Shands had a preexisting relationship with CHS — through Health Management Associates — for years before the MRMC deal in 2014. CHS bought Health Management in early 2014.

Adventist isn’t saying much about anything.

“We will be able to speak more to that once we are officially closed on the deal,” Hoenes said.

Shands issued a statement late Friday.

“We have a long history of providing care to the residents of Marion County and expect to continue to do so, regardless of the ultimate outcome of the proposed hospital sale,” the statement read.

Will the hospital name change?

No one is saying, “No.”

In the CHS statement announcing the deal, the entity Florida Hospital Ocala, Inc. was named as the subsidiary taking over operation of MRMC. In their filing with the Florida Division of Corporations, Florida Hospital Ocala Inc. states its purpose is to “own and operate Florida Hospital Ocala, a general acute hospital located at 1500 SW 1st Ave, Ocala.” The address is the same as MRMC.

“In regards to the name of the hospital, that is also something we cannot comment on while the work continues between Adventist Health System and the subsidiaries of Community Health Systems with regards to the future of the hospital,” Hoenes said.

Bromund said he was still waiting to get the details on the deal and did not know about plans for the name.

“Considering the scope of this announcement, that’s not something at the top of my priority list,” he said.

Since the 1920s, the hospital and the Munroe name have been synonymous. First opened at Marion General Hospital in 1898, the facility became Munroe Memorial Hospital in 1928. The name honored Ocala banker T.T. Munroe, who championed expansion of the hospital. In 1980, the name changed to Munroe Regional Medical Center.

Nearly all Adventist hospitals in Florida, carry the Florida Hospital name along with the city where they are located. One of the few exceptions to the naming convention is Florida Hospital Waterman in Tavares. Founded in 1938 by Frank Waterman of fountain pen fame, the hospital was Waterman Memorial Hospital until Adventist purchased it in 1992.

Will Adventist pay taxes on MRMC property?

No.

“The lease as it is drawn up states the tenant will pay taxes that are legally owed. So there won’t be any taxes that are owed from a (not-for-profit),” Hanratty said.

That’s a pretty penny in lost tax revenue.

In 2017, CHS paid more than $2 million in property and intangible tax on MRMC and TimberRidge facilities and equipment, said George Albright, Marion County Tax Collector.

The value of MRMC’s main campus in Ocala is more than $78.6 million. Combined, the hospital and its equipment has a value, for tax purposes, of more than $116.7 million, according to Albright.

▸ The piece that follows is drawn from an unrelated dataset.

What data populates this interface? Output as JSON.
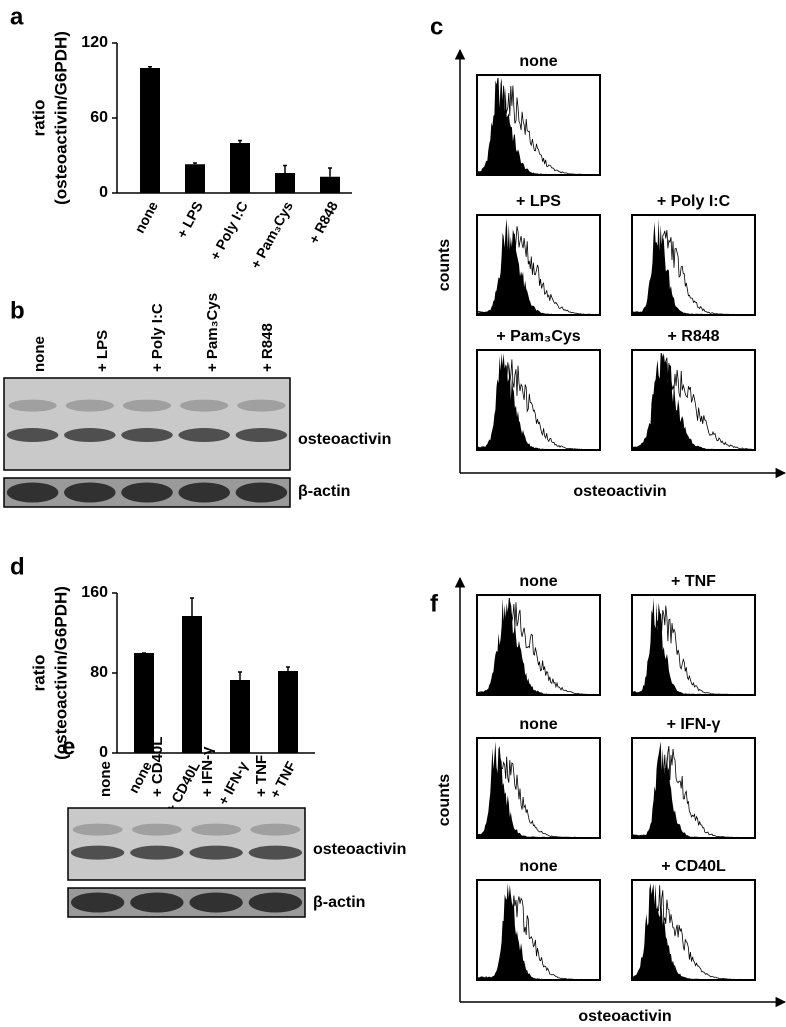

Hanratty said the district originally wanted to lease the facility to a not-for-profit. However, none applied during the original leasing process.

“Munroe previously didn’t have to pay property taxes because it was a not-for-profit,” Hanratty said. “We haven’t gone through the whole process, but the question is, ‘Do you want to have an operator of the hospital that is financially struggling or an operator that is financially strong?’”

It is one of many issues that will keep the district busy for the near future.

“I’m sure that there are going to be trustees for which that will be an issue, and they will address it with the folks of Florida Hospital,” he said.

Why all the secrecy?

There were lots of reasons, not the least of which is that CHS must comply with Security and Exchange Commission regulations. Because the company’s stock is publicly-traded, CHS must comply with certain rules when making announcements of sales, purchases or other moves that might affect the stock price.

As a governmental body, the hospital district’s board of trustees cannot discuss board business with one another, unless it is at a public meeting.

Since the two parties hope to close the deal by the third quarter, more details will trickle out shortly.

“More will be released,” Hanratty said.